Alexander Cozens (1717–1786) was a British landscape painter in watercolours, born in Russia. He taught drawing and wrote treatises on the subject, evolving a method in which imaginative drawings of landscapes could be worked up from abstract blots on paper. His son was the artist John Robert Cozens.

Alexander Cozens was born in St. Petersburg, Russia. Widely believed to be a natural son of Emperor Peter I of Russia and a British woman — Mary Davenport — from Deptford, he was in fact, the son of Richard Cozens (1674–1735), who worked for Peter as a shipbuilder. The emperor was Cozens' godfather. He was educated in England from 1727, but later returned to Russia. In 1746 he sailed from St Petersburg to Italy, where he spent two years before travelling onwards to England. While in Rome he worked in the studio of the French landscape painter, Claude-Joseph Vernet. Between 1750 and 1754, Cozens was drawing-master at Christ's Hospital, and in the same decade also began to take private pupils. From 1763 to 1768 he was drawing-master at Eton College. He gave lessons to the Prince of Wales, Sir George Beaumont, and William Beckford, arguably the three most important British art patrons and collectors of their generation. Beckford continued to correspond with him for some years. He also practised at Bath.
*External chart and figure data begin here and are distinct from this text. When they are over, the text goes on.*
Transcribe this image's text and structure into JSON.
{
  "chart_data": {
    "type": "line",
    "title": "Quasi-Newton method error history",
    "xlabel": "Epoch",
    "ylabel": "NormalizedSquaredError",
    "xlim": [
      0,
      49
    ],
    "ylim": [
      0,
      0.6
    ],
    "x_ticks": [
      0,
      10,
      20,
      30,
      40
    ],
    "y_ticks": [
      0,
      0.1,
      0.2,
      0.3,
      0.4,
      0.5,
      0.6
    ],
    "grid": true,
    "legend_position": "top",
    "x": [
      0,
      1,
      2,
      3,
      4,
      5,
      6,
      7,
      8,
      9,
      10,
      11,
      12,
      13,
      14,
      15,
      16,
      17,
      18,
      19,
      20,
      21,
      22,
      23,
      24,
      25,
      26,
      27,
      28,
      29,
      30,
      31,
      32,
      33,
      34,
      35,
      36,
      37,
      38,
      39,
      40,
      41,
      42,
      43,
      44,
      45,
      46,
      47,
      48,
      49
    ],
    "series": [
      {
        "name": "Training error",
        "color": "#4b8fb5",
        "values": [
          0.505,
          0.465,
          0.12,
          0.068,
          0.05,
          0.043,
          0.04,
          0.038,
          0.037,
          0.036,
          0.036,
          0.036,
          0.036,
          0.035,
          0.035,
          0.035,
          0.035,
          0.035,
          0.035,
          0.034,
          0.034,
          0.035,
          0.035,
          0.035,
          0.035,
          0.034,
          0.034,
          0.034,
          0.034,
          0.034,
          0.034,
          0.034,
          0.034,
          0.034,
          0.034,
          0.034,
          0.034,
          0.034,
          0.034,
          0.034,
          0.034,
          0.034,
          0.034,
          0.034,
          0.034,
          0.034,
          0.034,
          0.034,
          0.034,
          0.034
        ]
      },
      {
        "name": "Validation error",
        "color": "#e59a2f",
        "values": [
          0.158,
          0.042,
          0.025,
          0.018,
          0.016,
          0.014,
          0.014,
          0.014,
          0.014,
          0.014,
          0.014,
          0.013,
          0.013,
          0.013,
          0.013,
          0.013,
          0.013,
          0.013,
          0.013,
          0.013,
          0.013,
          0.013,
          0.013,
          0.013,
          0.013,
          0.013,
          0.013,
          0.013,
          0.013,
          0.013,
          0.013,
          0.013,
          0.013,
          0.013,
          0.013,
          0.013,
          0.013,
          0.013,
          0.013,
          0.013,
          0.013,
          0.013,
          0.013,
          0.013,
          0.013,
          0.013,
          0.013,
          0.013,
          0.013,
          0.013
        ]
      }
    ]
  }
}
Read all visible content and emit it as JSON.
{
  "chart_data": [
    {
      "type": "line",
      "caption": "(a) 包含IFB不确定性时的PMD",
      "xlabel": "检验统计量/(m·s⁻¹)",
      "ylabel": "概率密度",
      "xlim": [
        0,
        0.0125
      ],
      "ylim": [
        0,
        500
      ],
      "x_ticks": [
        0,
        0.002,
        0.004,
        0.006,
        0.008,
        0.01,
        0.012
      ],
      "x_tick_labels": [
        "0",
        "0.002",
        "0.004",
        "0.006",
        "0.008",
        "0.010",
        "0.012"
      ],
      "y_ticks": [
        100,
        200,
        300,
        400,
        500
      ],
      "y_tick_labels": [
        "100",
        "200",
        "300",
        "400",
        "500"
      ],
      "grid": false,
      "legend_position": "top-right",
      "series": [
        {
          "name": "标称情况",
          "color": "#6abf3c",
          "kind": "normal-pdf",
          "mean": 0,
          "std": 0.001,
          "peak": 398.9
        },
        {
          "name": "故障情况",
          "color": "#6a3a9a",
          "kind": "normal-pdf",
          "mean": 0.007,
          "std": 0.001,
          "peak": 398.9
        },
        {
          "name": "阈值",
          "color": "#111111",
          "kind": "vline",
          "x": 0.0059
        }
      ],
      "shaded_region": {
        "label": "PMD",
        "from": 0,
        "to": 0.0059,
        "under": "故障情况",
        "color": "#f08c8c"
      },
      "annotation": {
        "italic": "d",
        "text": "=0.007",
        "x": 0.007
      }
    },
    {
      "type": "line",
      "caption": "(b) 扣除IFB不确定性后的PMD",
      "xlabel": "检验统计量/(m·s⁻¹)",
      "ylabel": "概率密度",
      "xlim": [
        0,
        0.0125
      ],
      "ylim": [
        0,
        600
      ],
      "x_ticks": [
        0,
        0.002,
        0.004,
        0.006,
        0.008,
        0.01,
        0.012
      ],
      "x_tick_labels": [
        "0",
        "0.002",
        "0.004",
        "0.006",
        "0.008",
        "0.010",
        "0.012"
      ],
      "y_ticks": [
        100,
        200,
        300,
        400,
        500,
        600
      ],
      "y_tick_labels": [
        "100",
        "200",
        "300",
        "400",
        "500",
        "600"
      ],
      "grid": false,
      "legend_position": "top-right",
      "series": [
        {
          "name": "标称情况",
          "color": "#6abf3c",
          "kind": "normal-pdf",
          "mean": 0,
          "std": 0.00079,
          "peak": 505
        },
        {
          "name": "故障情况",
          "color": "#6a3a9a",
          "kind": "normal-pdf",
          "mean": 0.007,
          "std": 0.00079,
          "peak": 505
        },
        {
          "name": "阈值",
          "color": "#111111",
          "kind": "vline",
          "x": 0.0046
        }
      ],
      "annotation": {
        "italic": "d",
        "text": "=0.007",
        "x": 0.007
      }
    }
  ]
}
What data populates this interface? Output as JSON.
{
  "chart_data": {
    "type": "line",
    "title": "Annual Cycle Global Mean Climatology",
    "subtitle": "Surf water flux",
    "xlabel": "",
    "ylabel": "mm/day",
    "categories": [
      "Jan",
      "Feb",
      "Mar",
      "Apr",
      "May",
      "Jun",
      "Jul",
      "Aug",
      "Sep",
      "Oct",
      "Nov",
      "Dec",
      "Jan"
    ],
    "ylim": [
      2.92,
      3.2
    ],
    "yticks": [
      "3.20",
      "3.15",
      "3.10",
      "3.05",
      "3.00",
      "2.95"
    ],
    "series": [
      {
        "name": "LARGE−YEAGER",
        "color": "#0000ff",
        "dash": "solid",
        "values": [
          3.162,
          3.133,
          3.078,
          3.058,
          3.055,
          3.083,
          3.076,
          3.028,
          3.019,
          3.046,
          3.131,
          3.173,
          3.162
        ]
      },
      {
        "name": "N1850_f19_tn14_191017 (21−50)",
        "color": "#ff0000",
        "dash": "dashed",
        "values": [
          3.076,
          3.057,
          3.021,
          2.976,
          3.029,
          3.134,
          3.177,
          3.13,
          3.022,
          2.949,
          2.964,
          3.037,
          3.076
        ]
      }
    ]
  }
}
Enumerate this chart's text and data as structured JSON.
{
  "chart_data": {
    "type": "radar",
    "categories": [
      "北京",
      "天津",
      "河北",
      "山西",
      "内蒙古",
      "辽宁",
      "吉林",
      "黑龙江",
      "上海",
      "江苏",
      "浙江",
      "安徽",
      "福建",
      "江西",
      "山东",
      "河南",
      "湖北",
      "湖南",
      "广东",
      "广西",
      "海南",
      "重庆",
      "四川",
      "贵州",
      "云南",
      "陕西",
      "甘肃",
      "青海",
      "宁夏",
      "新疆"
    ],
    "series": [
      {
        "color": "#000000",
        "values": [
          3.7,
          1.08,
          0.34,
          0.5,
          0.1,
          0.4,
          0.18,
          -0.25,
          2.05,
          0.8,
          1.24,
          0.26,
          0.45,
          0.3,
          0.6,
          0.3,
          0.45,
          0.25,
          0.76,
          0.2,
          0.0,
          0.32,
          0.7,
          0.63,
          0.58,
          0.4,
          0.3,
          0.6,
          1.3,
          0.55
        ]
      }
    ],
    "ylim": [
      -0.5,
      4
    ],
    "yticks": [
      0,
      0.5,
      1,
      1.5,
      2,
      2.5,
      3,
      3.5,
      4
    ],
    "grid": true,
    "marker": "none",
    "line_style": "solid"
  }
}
In 1760 he was among the contributors to the first public exhibition in London of works by living artists, held in the great room of the Society of Arts. The exhibition was organised by a body of artists who afterwards divided into the "Free Society" and the "Incorporated Society of Artists". Cozens contributed to the exhibitions of both societies. In 1761 he obtained a prize from the Society of Arts at the exhibition in the Strand of the former, but he was one of the original members of the latter, incorporated in 1766. He also exhibited eight works at the Royal Academy between 1772 and 1781.